When Congress passed the Affordable Care Act (ACA) in 2010, Republicans in opposition to the bill expressed concerns about ballooning costs for taxpayers. They were right. Much of the explosion in ACA spending is related to the “temporary” expansion of COVID benefits approved by Congress in the 2021 American Rescue Plan Act, which cost taxpayers billions on its own. The Congressional Budget Office (CBO) estimated that extending these COVID-era credits would increase the deficit by $335 billion over ten years. Several Biden Administration rules also increased costs by increasing improper enrollment, while the federal government allowed states to charge the federal government “provider taxes” on Medicaid revenue to receive even more money, with fewer strings attached. The WFTC added a number of provisions to combat this waste, including adding work and community service requirements for able-bodied adults to receive Medicaid, restricting provider taxes to help end state Medicaid “money-laundering,” and requiring that enrollees are actually alive and not enrolled in more than one state. These provisions will reduce the federal deficit by over $1 trillion over the next decade, while restraining the level of cost growth in federal health care programs. 

Able-bodied work requirements were also added by WFTC to those who receive SNAP benefits, saving taxpayers roughly $186 billion over 10 years while increasing employment and the quality of life of thousands of Americans who should be working. Now all working-aged Americans under the age of 64, including parents with children over 14 years of age, will be required to work or perform community service at least 20 hours a week. Other taxpayer protections were added by WFTC to the SNAP program, including requiring a higher cost share for states that have high payment error rates and limiting the ability of future administrations to increase benefit amounts by executive action. 

One controversial relic of the COVID era was finally ended by WFTC: the Employee Retention Tax Credits. Ever since the creation of the credits by the CARES Act in 2020, there has been a virtual tsunami of questionable claims filed by individuals and businesses across the country. Estimates show that 70% to 90% of claims to this program were potentially fraudulent, with the program costing taxpayers over $300 billion. WFTC made a series of taxpayer-friendly program changes to help unwind this program, including adding a retroactive bar on late claims, extending the statute of limitations for the IRS to review potentially fraudulent claims, adding a new penalty for organizations that promoted the program using contingent fees, and expanding penalties for erroneous claims. These needed changes will save taxpayers billions of dollars. 
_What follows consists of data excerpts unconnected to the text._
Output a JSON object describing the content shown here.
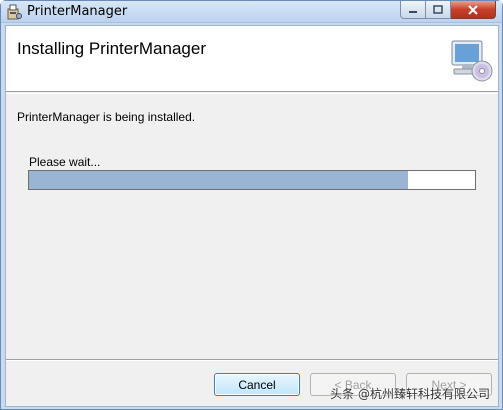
{
  "window": {
    "title": "PrinterManager",
    "accent_color": "#9ab4d3"
  },
  "banner": {
    "title": "Installing PrinterManager",
    "icon": "computer-cd-icon"
  },
  "content": {
    "status": "PrinterManager is being installed.",
    "wait_label": "Please wait...",
    "progress_fraction": 0.85
  },
  "buttons": {
    "cancel": "Cancel",
    "back": "< Back",
    "next": "Next >"
  },
  "watermark": "头条 @杭州臻轩科技有限公司"
}
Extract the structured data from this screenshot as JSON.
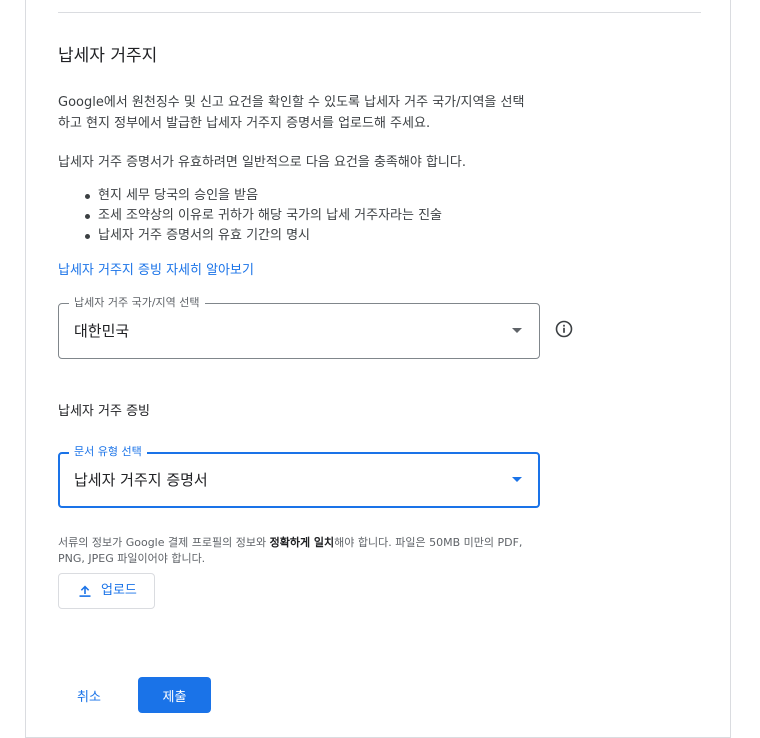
{
  "section": {
    "title": "납세자 거주지",
    "intro_line1": "Google에서 원천징수 및 신고 요건을 확인할 수 있도록 납세자 거주 국가/지역을 선택",
    "intro_line2": "하고 현지 정부에서 발급한 납세자 거주지 증명서를 업로드해 주세요.",
    "requirements_intro": "납세자 거주 증명서가 유효하려면 일반적으로 다음 요건을 충족해야 합니다.",
    "requirements": [
      "현지 세무 당국의 승인을 받음",
      "조세 조약상의 이유로 귀하가 해당 국가의 납세 거주자라는 진술",
      "납세자 거주 증명서의 유효 기간의 명시"
    ],
    "learn_more_link": "납세자 거주지 증빙 자세히 알아보기"
  },
  "country_select": {
    "label": "납세자 거주 국가/지역 선택",
    "value": "대한민국",
    "info_icon": "info-icon"
  },
  "proof": {
    "title": "납세자 거주 증빙",
    "doc_type_select": {
      "label": "문서 유형 선택",
      "value": "납세자 거주지 증명서"
    },
    "note_part1": "서류의 정보가 Google 결제 프로필의 정보와 ",
    "note_bold": "정확하게 일치",
    "note_part2": "해야 합니다. 파일은 50MB 미만의 PDF,",
    "note_line2": "PNG, JPEG 파일이어야 합니다.",
    "upload_label": "업로드",
    "upload_icon": "upload-icon"
  },
  "actions": {
    "cancel_label": "취소",
    "submit_label": "제출"
  },
  "colors": {
    "accent": "#1a73e8",
    "text": "#202124",
    "secondary_text": "#5f6368",
    "border": "#dadce0"
  }
}
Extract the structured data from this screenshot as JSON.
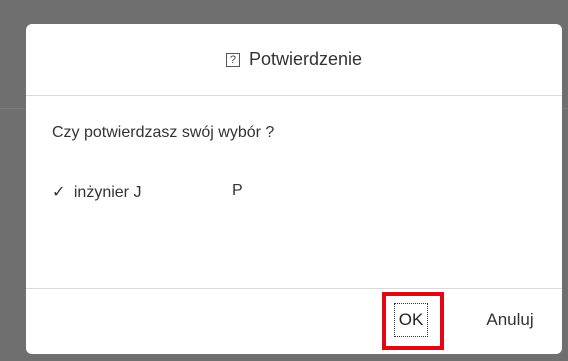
{
  "dialog": {
    "title": "Potwierdzenie",
    "title_icon": "help-icon",
    "title_icon_glyph": "?",
    "question": "Czy potwierdzasz swój wybór ?",
    "choice": {
      "check_glyph": "✓",
      "name": "inżynier J",
      "extra": "P"
    },
    "buttons": {
      "ok_label": "OK",
      "cancel_label": "Anuluj"
    }
  },
  "colors": {
    "backdrop": "#6f6f6f",
    "highlight": "#e30613"
  }
}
Congress and the President deserve praise for adding these important taxpayer protections to the WFTC. Each of the provisions were passed in the face of lobbying efforts from those who benefited from the status quo, and still fight to roll them back even today. Those who serve taxpayers will need to be vigilant to help Congress keep these provisions in place going forward.

Tax reductions—even those that serve a broad base of Americans—should be offset by reducing spending. This is not easy to do, but the WFTC shows that Congress can do the job when needed. With a national debt of over $39 trillion, more spending reductions are needed, but the WFTC showed that Congress is up to the task.